Targeted delivery of thrombolytic enzymes.

Although thrombolytic agents have been used for several decades in the treatment of thromboembolic conditions, there is an unmet need for the development of safer thrombolytic agents. The development of new molecules themselves may not be sufficient. This has sparked a growing interest in the design of novel nanoscale drug carrier systems for the delivery of thrombolytic enzymes in an effort to address its fatal side effects. There are numerous proof-of-concept reports on such nanoscale systems that seek to capitalize on the pathophysiologic signatures of thrombosis as well as external biochemical/physical triggers. Although there may be a long road ahead before we have such new nanoscale therapeutics on the bedside, hopes remain high.

One can find in the literature that the impact of nanobiotechnology has been explosive in anticancer drug delivery research during the last two decades or so, but can also feel such impact in research efforts in applying nanoscale drug and gene delivery in several other disease categories for quite some time. Without a doubt, cardiovascular disease is a great area that can be benefited by combining such technologies with novel therapeutic concepts.

Thrombosis can be a hallmark of certain cardiovascular diseases such as myocardial infarction (MI; due to coronary artery thrombosis) and ischemic stroke (IS), which are associated with significant morbidity and mortality.[1] For several thromboembolic conditions, restoration of blood flow by rapid dissolution of the blood clot is a logical therapeutic approach.[2] Since the 1980s, following streptokinase, recombinant human tissue plasminogen activator (rtPA or tPA; Alteplase) has been a dominant thrombolytic agent in clinics while a number of variant forms of plasminogen activators (PAs) have been tried.[2]

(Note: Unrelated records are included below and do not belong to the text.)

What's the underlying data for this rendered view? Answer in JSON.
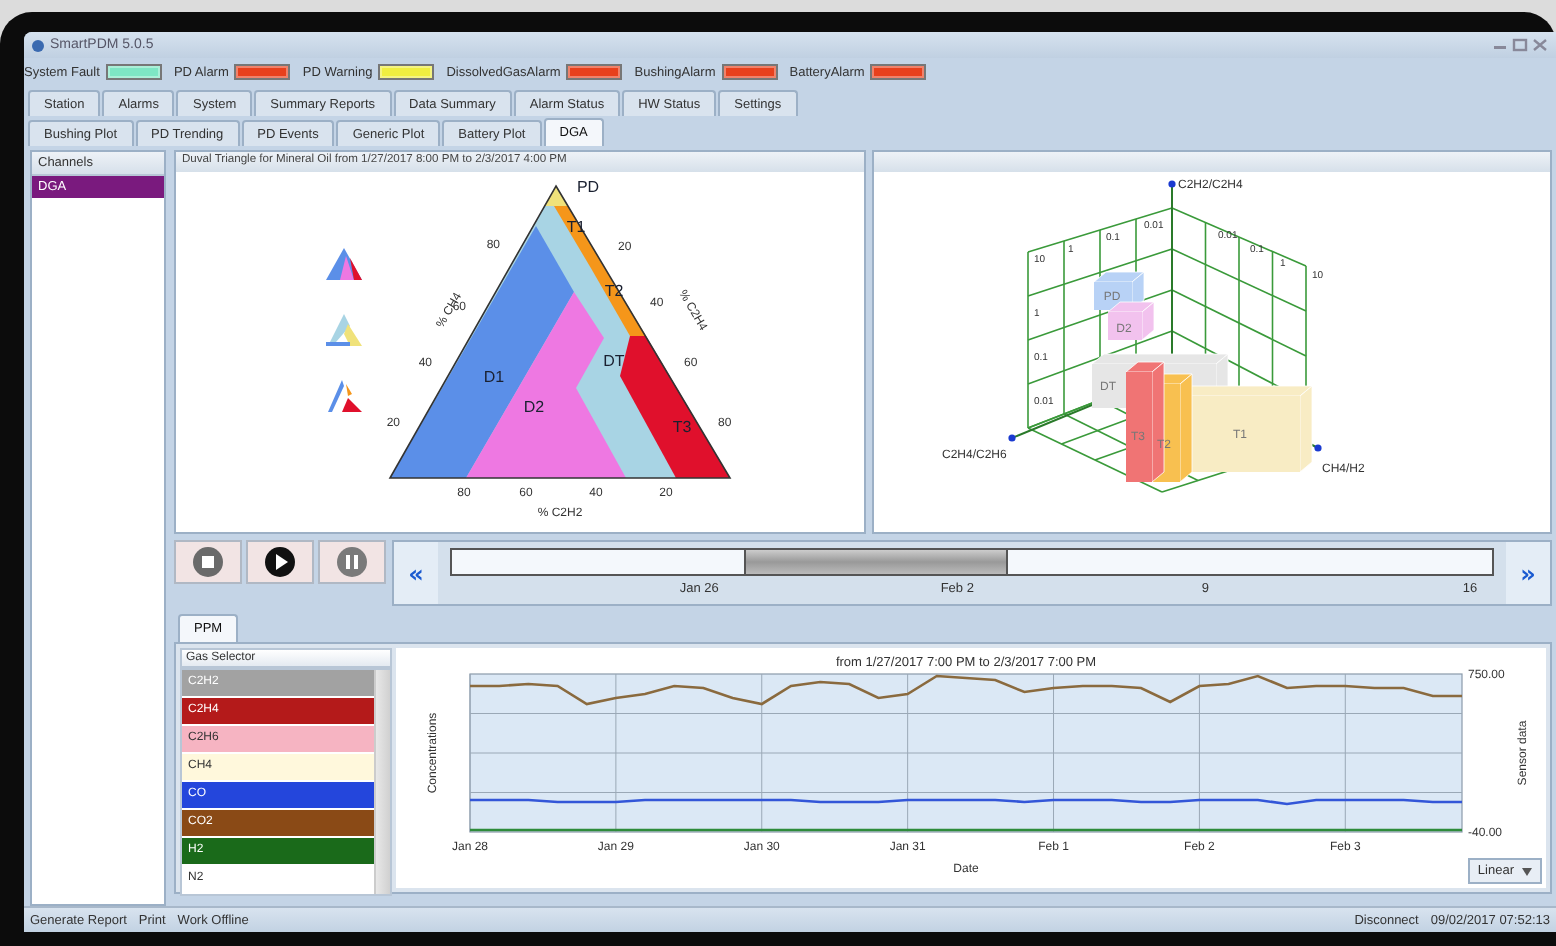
{
  "window": {
    "title": "SmartPDM 5.0.5"
  },
  "alarms": [
    {
      "label": "System Fault",
      "color": "#7ee6c4"
    },
    {
      "label": "PD Alarm",
      "color": "#e8401c"
    },
    {
      "label": "PD Warning",
      "color": "#f0ee40"
    },
    {
      "label": "DissolvedGasAlarm",
      "color": "#e8401c"
    },
    {
      "label": "BushingAlarm",
      "color": "#e8401c"
    },
    {
      "label": "BatteryAlarm",
      "color": "#e8401c"
    }
  ],
  "main_tabs": [
    {
      "label": "Station",
      "selected": false
    },
    {
      "label": "Alarms",
      "selected": false
    },
    {
      "label": "System",
      "selected": false
    },
    {
      "label": "Summary Reports",
      "selected": false
    },
    {
      "label": "Data Summary",
      "selected": false
    },
    {
      "label": "Alarm Status",
      "selected": false
    },
    {
      "label": "HW Status",
      "selected": false
    },
    {
      "label": "Settings",
      "selected": false
    }
  ],
  "sub_tabs": [
    {
      "label": "Bushing Plot",
      "selected": false
    },
    {
      "label": "PD Trending",
      "selected": false
    },
    {
      "label": "PD Events",
      "selected": false
    },
    {
      "label": "Generic Plot",
      "selected": false
    },
    {
      "label": "Battery Plot",
      "selected": false
    },
    {
      "label": "DGA",
      "selected": true
    }
  ],
  "sidebar": {
    "header": "Channels",
    "items": [
      {
        "label": "DGA",
        "selected": true
      }
    ]
  },
  "duval": {
    "title": "Duval Triangle for Mineral Oil from 1/27/2017 8:00 PM to 2/3/2017 4:00 PM",
    "zones": [
      {
        "label": "DT",
        "color": "#a8d4e4"
      },
      {
        "label": "D1",
        "color": "#5b8fe8"
      },
      {
        "label": "D2",
        "color": "#ee78e2"
      },
      {
        "label": "T1",
        "color": "#f5961a"
      },
      {
        "label": "T2",
        "color": "#f5961a"
      },
      {
        "label": "T3",
        "color": "#e0102c"
      },
      {
        "label": "PD",
        "color": "#f0e27a"
      }
    ],
    "left_ticks": [
      "80",
      "60",
      "40",
      "20"
    ],
    "right_ticks": [
      "20",
      "40",
      "60",
      "80"
    ],
    "bottom_ticks": [
      "80",
      "60",
      "40",
      "20"
    ],
    "left_axis": "% CH4",
    "right_axis": "% C2H4",
    "bottom_axis": "% C2H2"
  },
  "rogers": {
    "vertical_axis": "C2H2/C2H4",
    "left_axis": "C2H4/C2H6",
    "right_axis": "CH4/H2",
    "left_wall_ticks": [
      "10",
      "1",
      "0.1",
      "0.01"
    ],
    "right_wall_ticks": [
      "0.01",
      "0.1",
      "1",
      "10"
    ],
    "vertical_ticks": [
      "1",
      "0.1",
      "0.01"
    ],
    "boxes": [
      {
        "label": "DT",
        "color": "#e6e6e6"
      },
      {
        "label": "PD",
        "color": "#b8d2f6"
      },
      {
        "label": "D2",
        "color": "#f2c2ee"
      },
      {
        "label": "T3",
        "color": "#f07474"
      },
      {
        "label": "T2",
        "color": "#f8c050"
      },
      {
        "label": "T1",
        "color": "#f8ecc4"
      }
    ]
  },
  "player": {
    "buttons": [
      {
        "kind": "stop"
      },
      {
        "kind": "play"
      },
      {
        "kind": "pause"
      }
    ]
  },
  "timeline": {
    "prev": "«",
    "next": "»",
    "ticks": [
      "Jan 26",
      "Feb 2",
      "9",
      "16"
    ]
  },
  "ppm_tab": {
    "label": "PPM",
    "selected": true
  },
  "gas_selector": {
    "header": "Gas Selector",
    "items": [
      {
        "label": "C2H2",
        "color": "#a2a2a2"
      },
      {
        "label": "C2H4",
        "color": "#b41a1a"
      },
      {
        "label": "C2H6",
        "color": "#f6b4c2"
      },
      {
        "label": "CH4",
        "color": "#fff8dc"
      },
      {
        "label": "CO",
        "color": "#2446dc"
      },
      {
        "label": "CO2",
        "color": "#8a4a16"
      },
      {
        "label": "H2",
        "color": "#1a6a1a"
      },
      {
        "label": "N2",
        "color": "#ffffff"
      }
    ]
  },
  "trend": {
    "right_label": "Sensor data",
    "scale_button": "Linear",
    "chart_data": {
      "type": "line",
      "title": "from 1/27/2017 7:00 PM to 2/3/2017 7:00 PM",
      "xlabel": "Date",
      "ylabel": "Concentrations",
      "categories": [
        "Jan 28",
        null,
        null,
        null,
        null,
        "Jan 29",
        null,
        null,
        null,
        null,
        "Jan 30",
        null,
        null,
        null,
        null,
        "Jan 31",
        null,
        null,
        null,
        null,
        "Feb 1",
        null,
        null,
        null,
        null,
        "Feb 2",
        null,
        null,
        null,
        null,
        "Feb 3",
        null,
        null,
        null,
        null
      ],
      "ylim": [
        -40,
        750
      ],
      "grid": true,
      "yticks": [
        {
          "value": 750,
          "label": "750.00"
        },
        {
          "value": -40,
          "label": "-40.00"
        }
      ],
      "series": [
        {
          "color": "#8a6a3e",
          "values": [
            690,
            690,
            700,
            690,
            600,
            630,
            650,
            690,
            680,
            630,
            600,
            690,
            710,
            700,
            630,
            650,
            740,
            730,
            720,
            660,
            680,
            690,
            690,
            680,
            610,
            690,
            700,
            740,
            680,
            690,
            690,
            680,
            680,
            640,
            640
          ]
        },
        {
          "color": "#3356d8",
          "values": [
            120,
            120,
            120,
            110,
            110,
            110,
            120,
            120,
            120,
            120,
            120,
            120,
            110,
            110,
            110,
            120,
            120,
            120,
            120,
            110,
            120,
            120,
            120,
            110,
            110,
            120,
            120,
            120,
            100,
            120,
            120,
            120,
            120,
            110,
            110
          ]
        },
        {
          "color": "#2e8b3a",
          "values": [
            -30,
            -30,
            -30,
            -30,
            -30,
            -30,
            -30,
            -30,
            -30,
            -30,
            -30,
            -30,
            -30,
            -30,
            -30,
            -30,
            -30,
            -30,
            -30,
            -30,
            -30,
            -30,
            -30,
            -30,
            -30,
            -30,
            -30,
            -30,
            -30,
            -30,
            -30,
            -30,
            -30,
            -30,
            -30
          ]
        }
      ]
    }
  },
  "status_bar": {
    "left": [
      "Generate Report",
      "Print",
      "Work Offline"
    ],
    "right": [
      "Disconnect",
      "09/02/2017 07:52:13"
    ]
  }
}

Blood clot (i.e., thrombus) mainly consists of fibrin (Factor Ia), where erythrocytes and platelets are entrapped. Fibrinolysis is an important part of hemostasis and is initiated by activation of circulating plasminogen, a catalytically inactive zymogen, by a PA. Streptokinase, a first-generation thrombolytic, is of bacterial origin and binds to circulating plasminogen. Contrary to what the name may imply, there is no enzymatic cleavage of the substrate (plasminogen) and the complex itself possesses fibrinolytic activity, caused by a conformation change in plasminogen via streptokinase binding.[3] On the other hand, tPA and its analogs catalytically convert plasminogen into plasmin, an active fibrinolytic enzyme. In addition, tPA is a fibrin-specific agent, meaning that its activity increases by orders of magnitude when bound to the surface of a fibrin clot.[3]

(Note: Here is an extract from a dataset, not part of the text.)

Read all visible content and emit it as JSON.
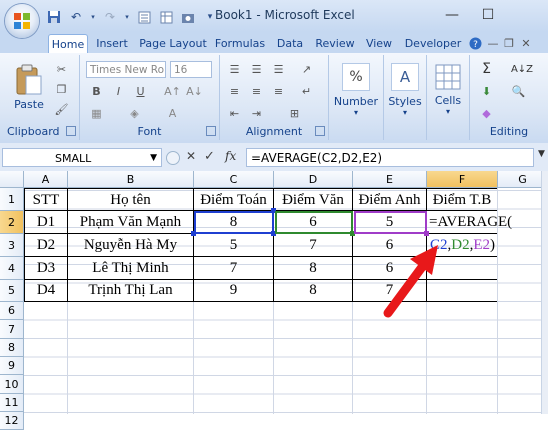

Thrombolytic agents, due to their molecular sizes, must be administered directly into the blood via an intravascular route, generating systemic effects and a lytic state. Unlike the usual amount of tPA that a normal body sees, a huge dose (0.9 mg/kg for IS, not to exceed 90 mg (100 mg for MI)) is given partly because tPA is degraded so quickly upon administration. Its blood residence is only a matter of minutes, although that of the newer variant (Tenecteplase, TNKase®) is somewhat extended.[2] The very mechanism of thrombolysis via PA can also lead to serious bleeding complications due to the rapid enzymatic consumption of key clotting factors (such as fibrinogen, Factor I).[4] Thrombolytic agents are drugs with deleterious side effects. Therefore, the approaches utilizing nanocarrier/ targeted delivery are highly justified.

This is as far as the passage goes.